Anger & Phelps both grew up in a time when popular music was one of the most important cultural resources that you could experience. The music coming out of New York, Detroit, Memphis and later, England and California, changed people's lives. New ideas and sounds brought people together and galvanized political movements.
Darol: “People would wait for the next release of their favorite artist. If you lived through this time, you know what I'm talking about. The experience of laying on the floor or couch in bedrooms or living rooms, reading or just studying the cover art, listening deeply into the music, soaking up layers of meaning that may or may not have been there; building visceral memories… even memorizing the space between the tracks and places where the pops and cracks appeared.”
Emy: “We literally wore out albums because we loved them so much. How lucky we were to have time in our lives to experience music that way.”

Out of the maybe thousands of amazing & significant songs that appeared during that time, these are the songs that “showed up”. Anger & Phelps used their unique viewpoints and deep musical skills to re-create these songs in the New Acoustic style that Darol helped create, which has become a huge part of what people call Americana music.

Anger is not unfamiliar with themed projects like this. He released a much-loved collection of fiddle duets with all major fiddlers, and a folk music album of highly arranged material called Heritage, featuring Willie Nelson, Mavis Staples, Bela Fleck, Mary Chapin Carpenter, Tim O’Brien, Paul McCandless, David Lindley, Edgar Meyer, Victor Wooten, David Grisman and others. His experience with the many Windham Hill collections have served him well, and his Republic Of Strings band also recorded a number of songs from this era featuring vocaliists such as Aoife o’Donovan, Laurie Lewis, Sarah Watkins, and members of the Anonymous 4. Anger has helped drive the evolution of contemporary violin through pathbreaking ensembles such as his Republic Of Strings, the Turtle Island String Quartet, David Grisman’s Quintet, Montreux, Psychograss, and others. Composing and performing internationally since 1977, he has produced numerous important recordings. He often teaches at Berklee College and his online Fiddle School.
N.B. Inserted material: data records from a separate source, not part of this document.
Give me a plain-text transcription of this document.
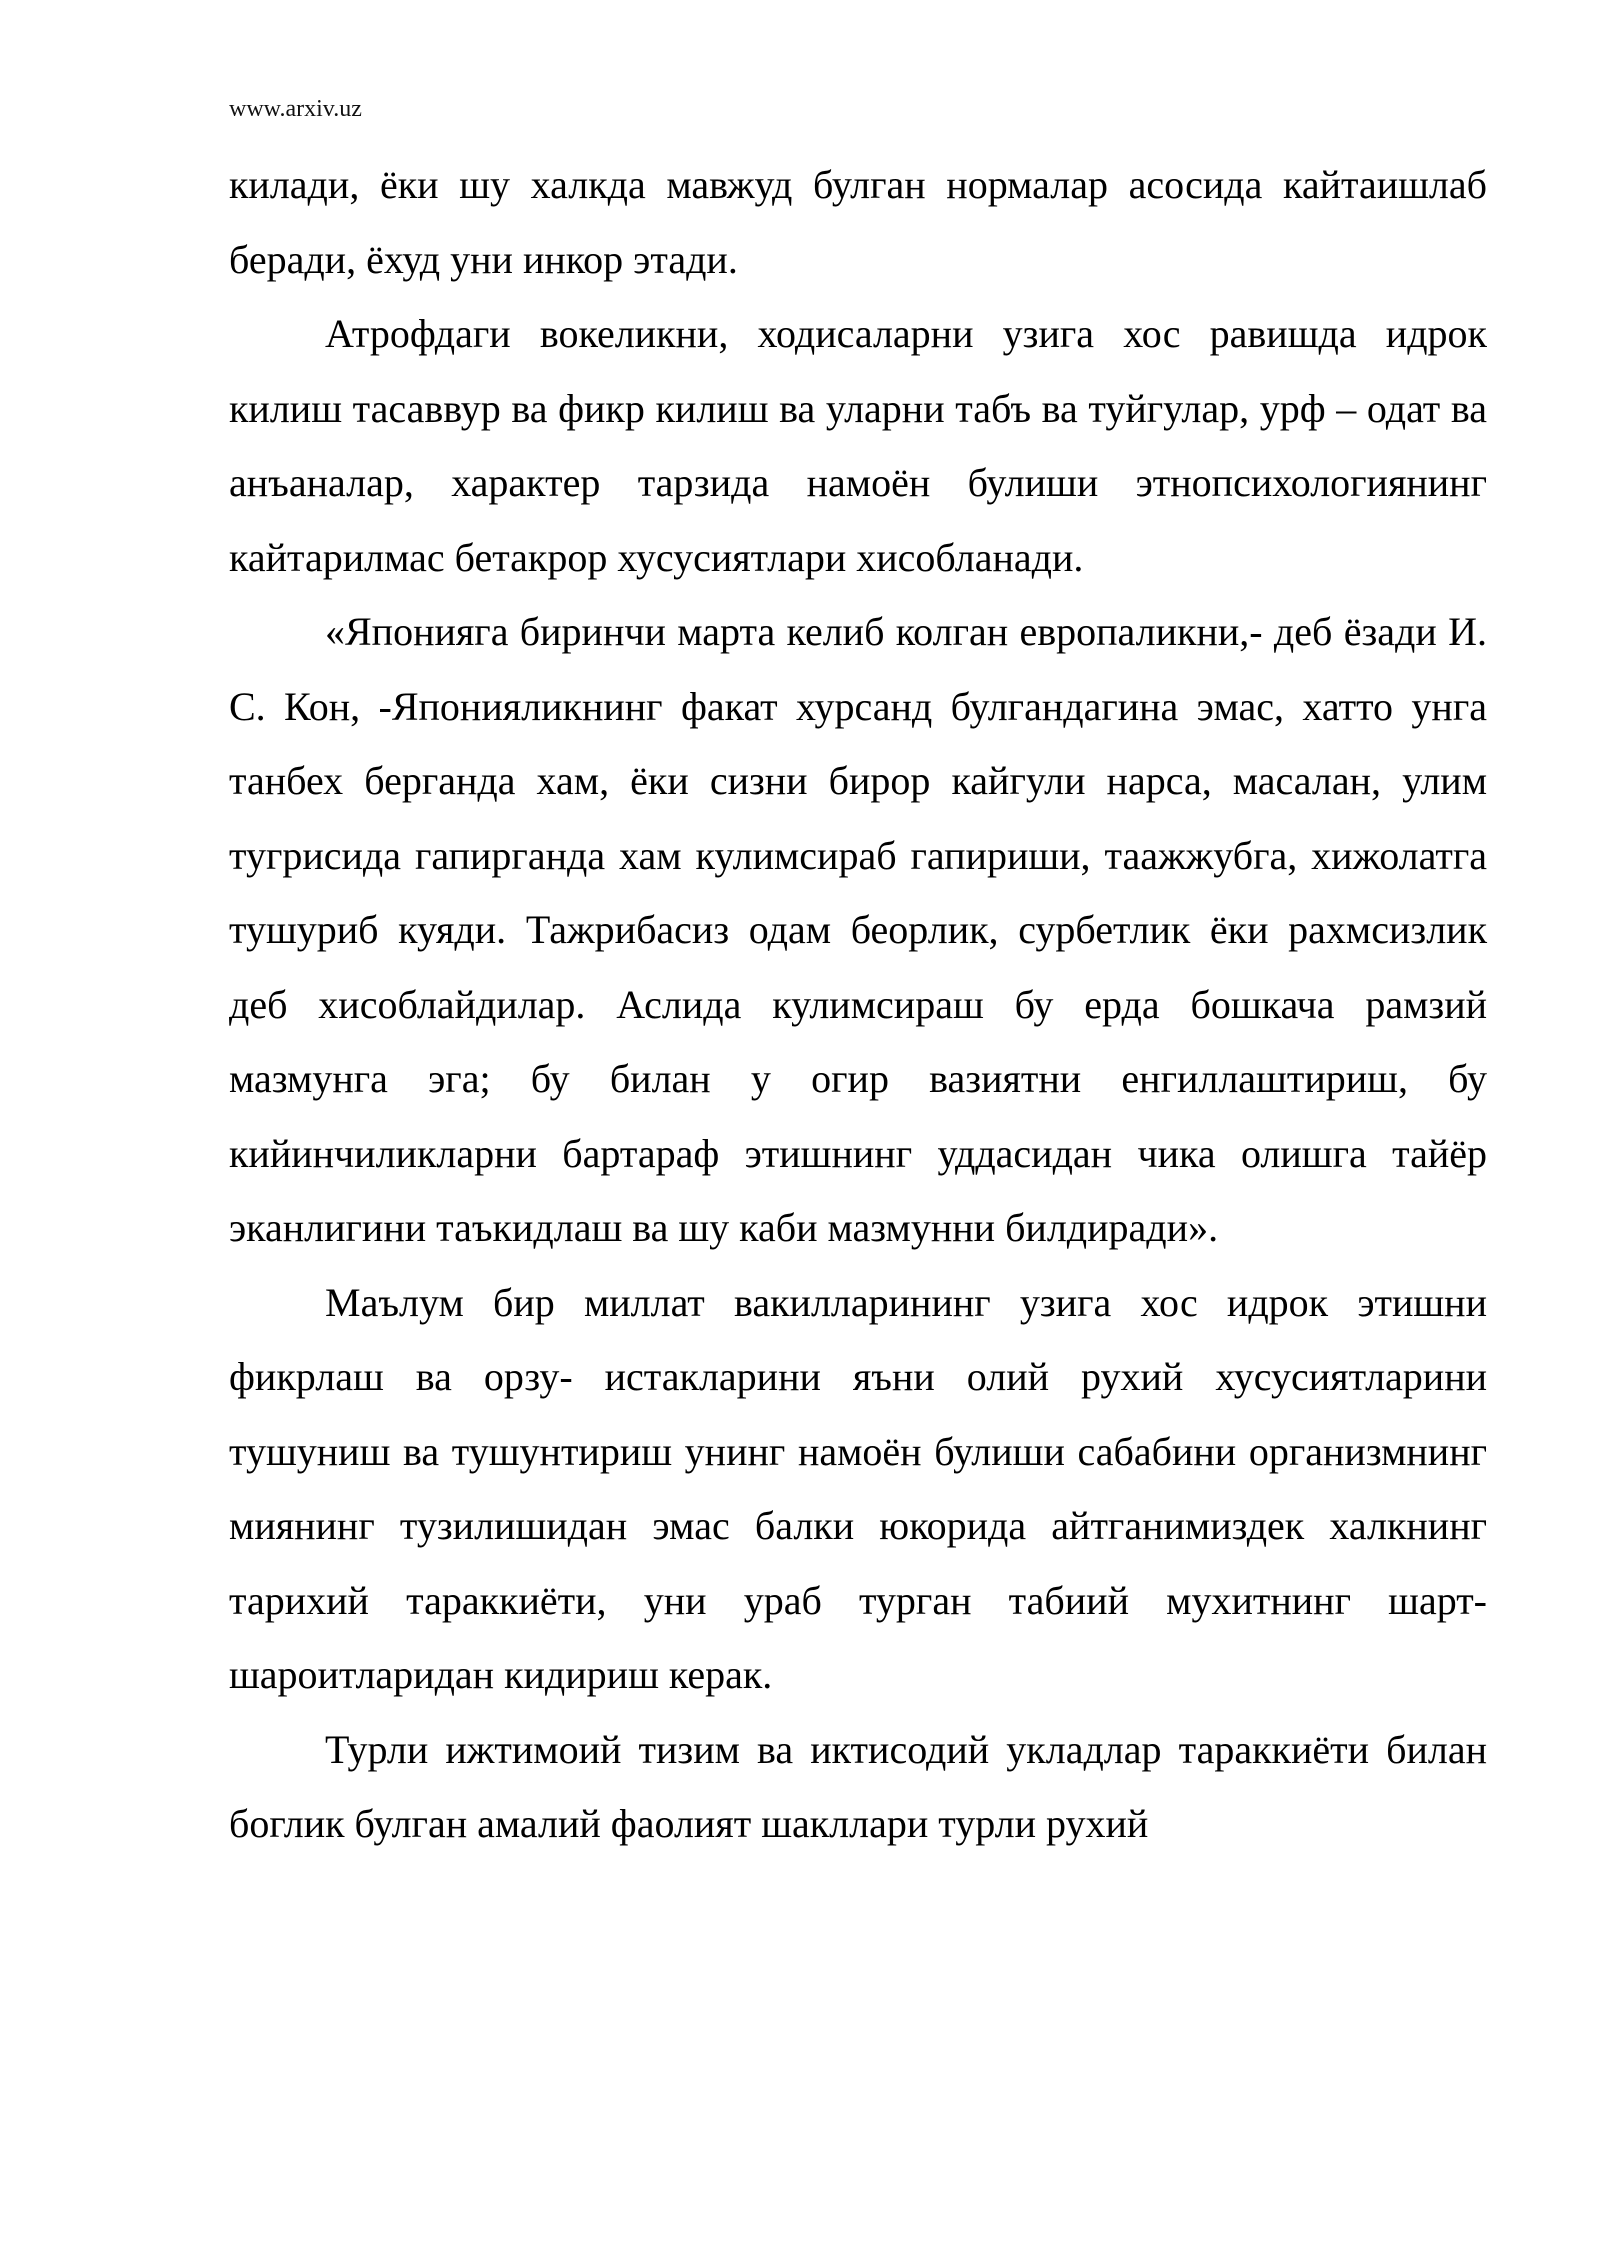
www.arxiv.uz

килади, ёки шу халкда мавжуд булган нормалар асосида кайтаишлаб беради, ёхуд уни инкор этади.

Атрофдаги вокеликни, ходисаларни узига хос равишда идрок килиш тасаввур ва фикр килиш ва уларни табъ ва туйгулар, урф – одат ва анъаналар, характер тарзида намоён булиши этнопсихологиянинг кайтарилмас бетакрор хусусиятлари хисобланади.

«Японияга биринчи марта келиб колган европаликни,- деб ёзади И. С. Кон, -Японияликнинг факат хурсанд булгандагина эмас, хатто унга танбех берганда хам, ёки сизни бирор кайгули нарса, масалан, улим тугрисида гапирганда хам кулимсираб гапириши, таажжубга, хижолатга тушуриб куяди. Тажрибасиз одам беорлик, сурбетлик ёки рахмсизлик деб хисоблайдилар. Аслида кулимсираш бу ерда бошкача рамзий мазмунга эга; бу билан у огир вазиятни енгиллаштириш, бу кийинчиликларни бартараф этишнинг уддасидан чика олишга тайёр эканлигини таъкидлаш ва шу каби мазмунни билдиради».

Маълум бир миллат вакилларининг узига хос идрок этишни фикрлаш ва орзу- истакларини яъни олий рухий хусусиятларини тушуниш ва тушунтириш унинг намоён булиши сабабини организмнинг миянинг тузилишидан эмас балки юкорида айтганимиздек халкнинг тарихий тараккиёти, уни ураб турган табиий мухитнинг шарт-шароитларидан кидириш керак.

Турли ижтимоий тизим ва иктисодий укладлар тараккиёти билан боглик булган амалий фаолият шакллари турли рухий
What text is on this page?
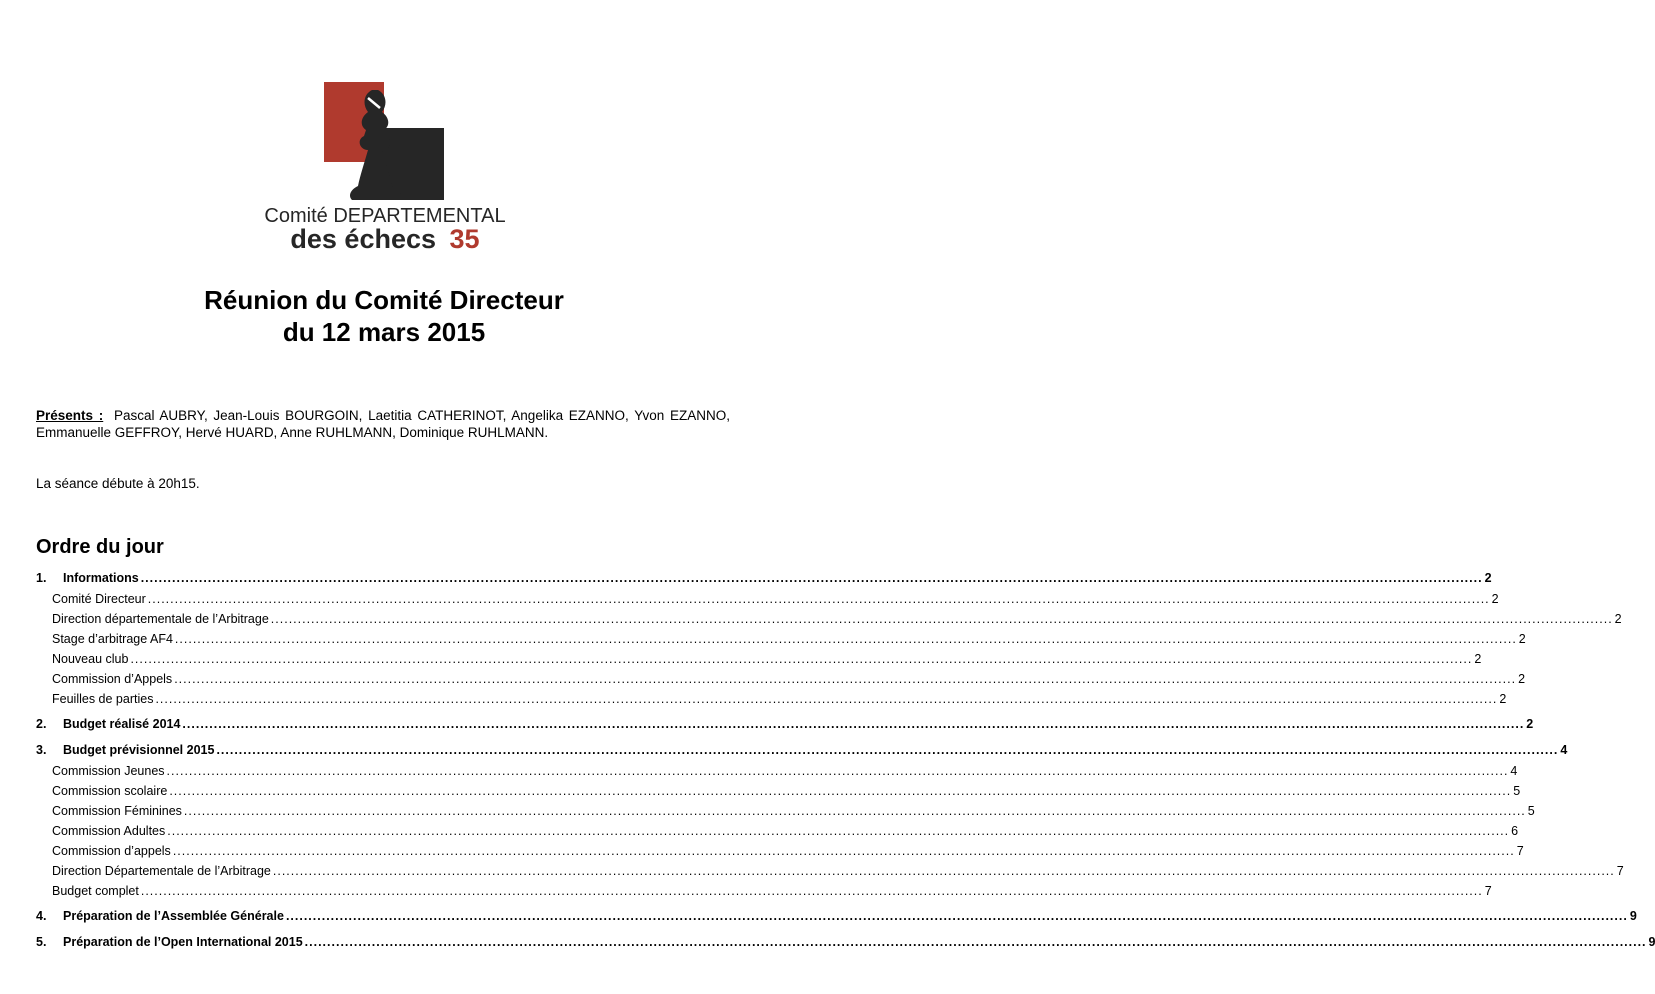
Comité DEPARTEMENTAL
des échecs 35
Réunion du Comité Directeur
du 12 mars 2015
Présents : Pascal AUBRY, Jean-Louis BOURGOIN, Laetitia CATHERINOT, Angelika EZANNO, Yvon EZANNO, Emmanuelle GEFFROY, Hervé HUARD, Anne RUHLMANN, Dominique RUHLMANN.
La séance débute à 20h15.
Ordre du jour
1.	Informations ............................................................................................................................................................................................................................................................................................................ 2
Comité Directeur ............................................................................................................................................................................................................................................................................................................ 2
Direction départementale de l’Arbitrage ............................................................................................................................................................................................................................................................................................................ 2
Stage d’arbitrage AF4 ............................................................................................................................................................................................................................................................................................................ 2
Nouveau club ............................................................................................................................................................................................................................................................................................................ 2
Commission d’Appels ............................................................................................................................................................................................................................................................................................................ 2
Feuilles de parties ............................................................................................................................................................................................................................................................................................................ 2
2.	Budget réalisé 2014 ............................................................................................................................................................................................................................................................................................................ 2
3.	Budget prévisionnel 2015 ............................................................................................................................................................................................................................................................................................................ 4
Commission Jeunes ............................................................................................................................................................................................................................................................................................................ 4
Commission scolaire ............................................................................................................................................................................................................................................................................................................ 5
Commission Féminines ............................................................................................................................................................................................................................................................................................................ 5
Commission Adultes ............................................................................................................................................................................................................................................................................................................ 6
Commission d’appels ............................................................................................................................................................................................................................................................................................................ 7
Direction Départementale de l’Arbitrage ............................................................................................................................................................................................................................................................................................................ 7
Budget complet ............................................................................................................................................................................................................................................................................................................ 7
4.	Préparation de l’Assemblée Générale ............................................................................................................................................................................................................................................................................................................ 9
5.	Préparation de l’Open International 2015 ............................................................................................................................................................................................................................................................................................................ 9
The musicians on Music Of Our People are all good friends, members of the very tight community of young brilliant acoustic musicians that has grown up from Darol’s original groups such as the David Grisman Quintet and Turtle Island, and most were not alive when this music was written. The core of Music Of Our People’s sound is Emy’s incredible voice, Darol’s unmistakable violin, and their patented guitar & octave mandolin weave that sets up everything else. At the foundation, an incredible collection of bassists: Bridget Kearny (Lake Street Dive), Ethan Jodziewicz (Sierra Hull, Mr Sun) and the Scottish bassist Aidan O’Donnell, some of the most powerful and expressive acoustic bassists ever. Darol has always used unexpected and uncommon acoustic instruments, based on the genius of the individual player. His discovery of the last decade has been the Celtic harp, played by Maeve Gilchrist. In her hands, it rivals any great jazz or rock piano playing. Darol: “Banjo has been part of life forever, and I got two real innovators: my old friend Tony Trischka and the amazing Crooked Still banjoist Gregory Lizst.” Some of the most interesting guests are unique artists like dancer Nic Gareiss, who contributes the boot sounds on These Boots are Made For Walking. Nashville singer-songwriter-producer Kai Welch plays glorious muted trumpet on Carole King’s urban classic Up On The Roof. Multi-instrumentalist and all-around Jamgrass MVP Charlie Rose plays Pedal Steel on two cuts. In the Sixties spirit, instruments such as Tablas, Foot percussion, Baritone Violin, Fuzz-Tenor Octave Ukelele, and Electric Screwdriver pop up everywhere.